Bütün o duyguları tekrar yaşamaya çalıştı ama yaşayamadı. Bütün olanları hatırlarken bir parça olsun bir şey hissetmek istedi ama aynı ruhsuzluğu devam ediyordu. Ne bir üzüntü, ne bir öfke vardı. Sadece ölümün ve kanın getirdiği zevki hissedebiliyordu. Kanın boğazından giriş anındaki hazzı hissedebiliyordu. İşte yeni Damien buydu. Sadece kanı ve ölümü hisseden ve sadece onları seven biri. Bir vampir için bile fazla duygusuzdu. Bazen duyguları olan bir katil olsa nasıl olurdu diye düşünüyor ve hemen kararını veriyordu. Bırakın 21. yüzyılı 18. yüzyılı göremezdi. Bu sırada gözleri hala o kızda takılı kalmıştı. Hareketleri, boyu, saçları aynı Carina'ya benziyordu tek değişik özelliği kokusuydu. Bir daha asla onun gibi kokan birini bulamamıştı. Bu sırada arkasından birinin yanaştığını hissetti ama dönmek istemedi. Yaklaşan kişi elini Damien'ın omzuna koydu ve tıslayarak “Selam Damien. Buralarda dolaşman senin için tehlikeli değil mi?” yapmaması gereken her şeyi yapmıştı. Sinsice yaklaşma, ona dokunmak ve tehditkar bir dille konuşmak. Bu üç şey onun ölümünü getirebilirdi. Kim olduğu ise önemli değildi. İlk önce burnundan derin bir nefes aldı. Son bir iki saatte koku duyusu körelmemiş ise adam vampirdi. Damien omzundaki eli çevirdi ve adamı duvara kadar iterek kravatından yakaladı. Sivri dişler ortaya çıkmıştı. Damien onu tanıdı Veronica'nın yanından ayrılmayan ufaklıktı bu. Micky ya da Mic gibi bir şeydi. Kravatı ve boğazını bırakarak duvardan indirdi. Arkasını döndü ve yavaşça masasına dönerek "Ne istiyorsun ufaklık?" ne zamandır sıkı bir kavgaya girişmemişti belki bundan bir şey çıkar umuduyla sataşmıştı. Güçlü bir rakip olabilirdi.

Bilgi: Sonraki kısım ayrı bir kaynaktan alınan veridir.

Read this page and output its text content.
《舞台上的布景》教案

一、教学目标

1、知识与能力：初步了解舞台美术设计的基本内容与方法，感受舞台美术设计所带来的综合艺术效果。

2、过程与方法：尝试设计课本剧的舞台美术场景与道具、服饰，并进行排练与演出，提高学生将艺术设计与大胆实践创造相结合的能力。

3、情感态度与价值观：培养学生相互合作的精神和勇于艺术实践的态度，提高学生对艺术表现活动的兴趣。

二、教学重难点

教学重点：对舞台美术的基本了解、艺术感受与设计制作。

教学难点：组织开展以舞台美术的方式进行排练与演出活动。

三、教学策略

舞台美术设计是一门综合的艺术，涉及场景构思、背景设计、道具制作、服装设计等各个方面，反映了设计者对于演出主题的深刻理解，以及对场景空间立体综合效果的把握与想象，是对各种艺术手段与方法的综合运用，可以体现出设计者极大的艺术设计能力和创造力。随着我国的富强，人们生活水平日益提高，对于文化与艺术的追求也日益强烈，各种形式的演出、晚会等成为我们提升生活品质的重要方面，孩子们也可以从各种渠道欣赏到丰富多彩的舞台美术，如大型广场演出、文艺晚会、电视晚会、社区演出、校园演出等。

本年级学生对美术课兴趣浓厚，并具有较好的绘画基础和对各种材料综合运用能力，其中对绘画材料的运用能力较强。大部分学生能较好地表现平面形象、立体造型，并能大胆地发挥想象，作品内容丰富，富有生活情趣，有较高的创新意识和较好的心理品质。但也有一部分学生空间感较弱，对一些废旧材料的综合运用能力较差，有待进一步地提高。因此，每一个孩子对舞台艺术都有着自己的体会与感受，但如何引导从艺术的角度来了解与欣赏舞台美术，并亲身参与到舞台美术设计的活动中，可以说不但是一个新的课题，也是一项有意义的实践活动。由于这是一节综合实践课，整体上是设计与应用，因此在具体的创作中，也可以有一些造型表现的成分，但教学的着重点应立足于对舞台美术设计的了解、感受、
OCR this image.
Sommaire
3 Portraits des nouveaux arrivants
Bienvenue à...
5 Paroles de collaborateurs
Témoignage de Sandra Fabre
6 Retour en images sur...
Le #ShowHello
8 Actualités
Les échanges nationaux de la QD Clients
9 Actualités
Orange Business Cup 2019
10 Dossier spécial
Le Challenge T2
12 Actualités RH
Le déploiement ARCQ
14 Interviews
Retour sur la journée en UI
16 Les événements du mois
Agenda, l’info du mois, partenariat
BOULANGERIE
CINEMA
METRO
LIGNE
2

Bu ufaklık ne için geldiğini belli etmemişti ama kötü bir şey olmadığı kesindi. Damien'ı yakalaması için bu çocuğu gönderdilerse Konsey iyice fosilleşmeye başlamış demektir. Ayrıca bir yemde olamazdı çünkü etrafta başka vampir kokusu almıyordu ki çok dikkatlice kontrol etti. Bu da tek bir şeye işaretti sevgili Lady'miz Veronica bu çocuğu göndermişti ama niye? 'Ufaklık' kelimesinden sonra Mich'in dişlerinden gelen gıcırtıyı duymuştu. Bu Damien'ın hoşuna gitmişti onun en zayıf noktası olmasada zayıf noktasını bulmuştu. Aşağılanmak! Çoğu kimse buna daynamaz ama bir vampir için bu katlanılabilir bir şey olmalı. Bazen kendi türünü anlayamıyordu. Lanetlenmiş, doğanın reddetiği bu varlıklar nasıl olupta hala duygularına tutunarak yaşarlar. Belki bu ona kaybettiği bir sevgilisi olduğu için öyle geliyordu. Ya da onu bir çok kişinin ölümüne neden olan dişleriyle öldürdüğü için böyleydi. Ama sonuç olarak böyleydi. Onun son kez kokusunu duyduktan sonra her şeyde onun kokusunu aradı ama bulamadı. Ve işte sonuç. Duygusuz bir sefil ama muhteşem bir kiralık katil. Duygularını işe katmak onu çoktan öldürürdü. Ondan önce yaşamış bir çok yetenekli vampir gibi. Sadece bir kadın yüzünden ölen vampirlerr tanıyordu. Bir kasabayı kendi başına yok etmiş bir vampir bir kadın yüzünden ölüyor. Çok aşağlayıcı.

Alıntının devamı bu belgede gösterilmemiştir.